The characters of Ebenezer Scrooge and his nephew, Fred, are juxtaposed (described closely together in the text), which brings out their contrast even more fully. Ebenezer is described as
a squeezing, wrenching, grasping, scraping, clutching, covetous, old sinner! Hard and sharp as flint, from which no steel had ever struck out generous fire; secret, and self-contained, and solitary as an oyster. The cold within him froze his old features, nipped his pointed nose, shrivelled his cheek, stiffened his gait; made his eyes red, his thin lips blue; and spoke out shrewdly in his grating voice . . . He carried his own low temperature always about with him.
He is described as cold in every way: in terms of his temperature, his appearance, and his emotions. Put bluntly, he is unfeeling and totally lacks compassion. He is greedy, unkind, and gruff. His nephew, Fred, on the other hand,
had so heated himself with rapid walking in the fog and frost, this nephew of Scrooge’s, that he was all in a glow; his face was ruddy and handsome; his eyes sparkled, and his breath smoked again.
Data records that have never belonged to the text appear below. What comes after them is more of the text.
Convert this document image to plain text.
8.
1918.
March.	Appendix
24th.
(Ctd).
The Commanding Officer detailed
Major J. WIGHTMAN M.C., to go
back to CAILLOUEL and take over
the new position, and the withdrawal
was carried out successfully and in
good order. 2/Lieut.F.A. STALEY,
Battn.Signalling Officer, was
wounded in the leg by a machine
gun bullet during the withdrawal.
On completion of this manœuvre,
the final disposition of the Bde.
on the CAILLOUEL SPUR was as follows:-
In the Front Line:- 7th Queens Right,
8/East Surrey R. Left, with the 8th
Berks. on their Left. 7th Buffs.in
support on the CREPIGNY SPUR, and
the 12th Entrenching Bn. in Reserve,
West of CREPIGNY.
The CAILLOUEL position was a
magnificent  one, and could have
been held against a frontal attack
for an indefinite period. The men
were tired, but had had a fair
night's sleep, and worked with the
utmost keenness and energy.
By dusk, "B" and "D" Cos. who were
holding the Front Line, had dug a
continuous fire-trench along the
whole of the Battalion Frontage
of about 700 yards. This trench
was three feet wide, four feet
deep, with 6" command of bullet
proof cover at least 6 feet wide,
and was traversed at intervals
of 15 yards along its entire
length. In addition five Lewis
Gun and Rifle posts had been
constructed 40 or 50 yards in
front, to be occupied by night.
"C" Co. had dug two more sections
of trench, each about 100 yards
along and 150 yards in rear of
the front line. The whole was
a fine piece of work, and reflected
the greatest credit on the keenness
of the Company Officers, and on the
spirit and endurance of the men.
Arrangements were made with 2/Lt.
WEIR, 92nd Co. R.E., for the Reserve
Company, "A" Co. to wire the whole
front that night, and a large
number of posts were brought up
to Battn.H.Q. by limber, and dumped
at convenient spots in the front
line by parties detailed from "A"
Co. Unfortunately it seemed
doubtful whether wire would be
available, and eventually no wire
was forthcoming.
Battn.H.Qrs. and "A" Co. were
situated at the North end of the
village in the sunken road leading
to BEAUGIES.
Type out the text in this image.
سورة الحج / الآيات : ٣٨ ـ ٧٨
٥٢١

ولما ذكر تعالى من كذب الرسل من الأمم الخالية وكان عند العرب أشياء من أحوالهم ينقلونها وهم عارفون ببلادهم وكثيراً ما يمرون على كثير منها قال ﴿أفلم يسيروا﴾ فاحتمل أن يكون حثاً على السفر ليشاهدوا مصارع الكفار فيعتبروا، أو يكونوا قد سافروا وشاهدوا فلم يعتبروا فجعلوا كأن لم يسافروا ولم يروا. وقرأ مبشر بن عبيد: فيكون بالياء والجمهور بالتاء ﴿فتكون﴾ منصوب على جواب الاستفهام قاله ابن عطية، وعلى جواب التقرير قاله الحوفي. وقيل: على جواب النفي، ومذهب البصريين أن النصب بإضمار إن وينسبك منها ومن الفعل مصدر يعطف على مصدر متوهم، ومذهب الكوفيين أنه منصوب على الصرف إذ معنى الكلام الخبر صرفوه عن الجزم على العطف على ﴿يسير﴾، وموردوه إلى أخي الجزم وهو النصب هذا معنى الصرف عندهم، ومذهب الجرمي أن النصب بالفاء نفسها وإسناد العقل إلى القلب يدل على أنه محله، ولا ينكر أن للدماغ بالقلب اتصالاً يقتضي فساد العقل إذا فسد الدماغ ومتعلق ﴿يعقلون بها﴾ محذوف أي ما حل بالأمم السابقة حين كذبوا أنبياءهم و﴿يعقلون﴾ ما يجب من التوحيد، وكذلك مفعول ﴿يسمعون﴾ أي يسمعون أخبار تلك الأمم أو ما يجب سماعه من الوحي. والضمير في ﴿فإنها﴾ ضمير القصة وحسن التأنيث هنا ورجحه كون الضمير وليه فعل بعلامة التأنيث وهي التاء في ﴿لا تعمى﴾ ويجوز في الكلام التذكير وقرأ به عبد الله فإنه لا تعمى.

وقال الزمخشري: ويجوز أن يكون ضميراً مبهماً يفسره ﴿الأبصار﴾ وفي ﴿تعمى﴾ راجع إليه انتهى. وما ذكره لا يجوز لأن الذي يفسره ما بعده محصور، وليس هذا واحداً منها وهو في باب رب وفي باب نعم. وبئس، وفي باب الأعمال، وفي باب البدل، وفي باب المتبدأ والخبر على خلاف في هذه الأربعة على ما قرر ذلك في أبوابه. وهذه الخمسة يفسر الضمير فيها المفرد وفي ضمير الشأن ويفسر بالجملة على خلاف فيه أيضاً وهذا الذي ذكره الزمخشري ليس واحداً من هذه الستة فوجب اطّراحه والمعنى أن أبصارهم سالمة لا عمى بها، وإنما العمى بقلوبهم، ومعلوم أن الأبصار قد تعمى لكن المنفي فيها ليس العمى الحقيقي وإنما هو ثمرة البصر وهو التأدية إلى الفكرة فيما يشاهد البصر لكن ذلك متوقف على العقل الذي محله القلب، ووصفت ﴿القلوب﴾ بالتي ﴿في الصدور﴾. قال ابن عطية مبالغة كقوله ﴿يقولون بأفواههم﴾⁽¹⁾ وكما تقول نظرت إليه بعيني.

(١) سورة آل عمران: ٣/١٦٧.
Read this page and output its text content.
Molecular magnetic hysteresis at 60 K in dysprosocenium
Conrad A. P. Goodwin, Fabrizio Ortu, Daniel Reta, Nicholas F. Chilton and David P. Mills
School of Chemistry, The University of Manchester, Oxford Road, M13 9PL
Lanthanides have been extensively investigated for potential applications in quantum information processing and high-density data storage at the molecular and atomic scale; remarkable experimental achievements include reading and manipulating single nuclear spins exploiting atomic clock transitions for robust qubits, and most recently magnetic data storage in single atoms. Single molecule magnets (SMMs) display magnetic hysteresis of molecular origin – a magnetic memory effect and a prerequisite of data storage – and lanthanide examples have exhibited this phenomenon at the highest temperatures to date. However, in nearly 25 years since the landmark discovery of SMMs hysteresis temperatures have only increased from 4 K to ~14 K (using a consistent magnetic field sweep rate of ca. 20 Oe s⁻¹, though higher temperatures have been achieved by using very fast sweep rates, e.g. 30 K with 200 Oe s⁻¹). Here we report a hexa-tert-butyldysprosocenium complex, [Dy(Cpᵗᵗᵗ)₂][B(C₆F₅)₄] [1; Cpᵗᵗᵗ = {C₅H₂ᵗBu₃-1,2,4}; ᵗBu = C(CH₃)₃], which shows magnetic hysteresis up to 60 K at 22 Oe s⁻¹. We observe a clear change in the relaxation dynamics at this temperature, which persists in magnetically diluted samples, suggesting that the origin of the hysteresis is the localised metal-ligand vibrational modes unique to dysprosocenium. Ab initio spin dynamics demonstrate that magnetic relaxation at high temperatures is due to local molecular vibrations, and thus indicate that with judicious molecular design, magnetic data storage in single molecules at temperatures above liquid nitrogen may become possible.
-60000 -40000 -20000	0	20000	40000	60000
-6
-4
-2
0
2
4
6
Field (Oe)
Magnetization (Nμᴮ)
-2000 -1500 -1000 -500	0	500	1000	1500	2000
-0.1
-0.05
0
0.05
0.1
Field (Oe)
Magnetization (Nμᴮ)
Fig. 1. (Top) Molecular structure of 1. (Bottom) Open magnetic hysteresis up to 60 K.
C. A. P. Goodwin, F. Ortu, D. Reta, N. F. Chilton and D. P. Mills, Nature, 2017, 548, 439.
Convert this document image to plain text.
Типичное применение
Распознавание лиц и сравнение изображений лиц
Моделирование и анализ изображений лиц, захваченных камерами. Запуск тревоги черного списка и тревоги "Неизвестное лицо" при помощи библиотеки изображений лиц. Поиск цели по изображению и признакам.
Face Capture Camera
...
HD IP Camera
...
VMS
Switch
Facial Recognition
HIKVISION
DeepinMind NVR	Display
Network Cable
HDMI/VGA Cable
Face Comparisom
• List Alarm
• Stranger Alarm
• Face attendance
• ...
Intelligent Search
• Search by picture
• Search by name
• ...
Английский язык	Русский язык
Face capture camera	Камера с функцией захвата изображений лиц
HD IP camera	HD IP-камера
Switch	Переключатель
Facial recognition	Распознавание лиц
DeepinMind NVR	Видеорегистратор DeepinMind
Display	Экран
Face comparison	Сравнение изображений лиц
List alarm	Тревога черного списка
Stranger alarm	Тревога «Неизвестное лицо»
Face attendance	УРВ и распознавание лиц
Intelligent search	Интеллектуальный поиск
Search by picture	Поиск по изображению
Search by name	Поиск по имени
While Scrooge is everything cold, Fred is warm, both literally and figuratively. He's physically heated himself up with quick walking, and he is all aglow, with a ruddy face, sparkling eyes, and smoky breath. Everything about his description makes him sound warm, and he is warm in terms of his personality, too. He champions Christmas, helping others, and finding joy, while Scrooge would rather be left alone to himself and his business.
The juxtaposition of these two characters allows us to really see the full measure of their contrast. In addition, seeing Fred's Christmas dinner with the Ghost of Christmas Present helps to "thaw out" Scrooge, making him less cold emotionally.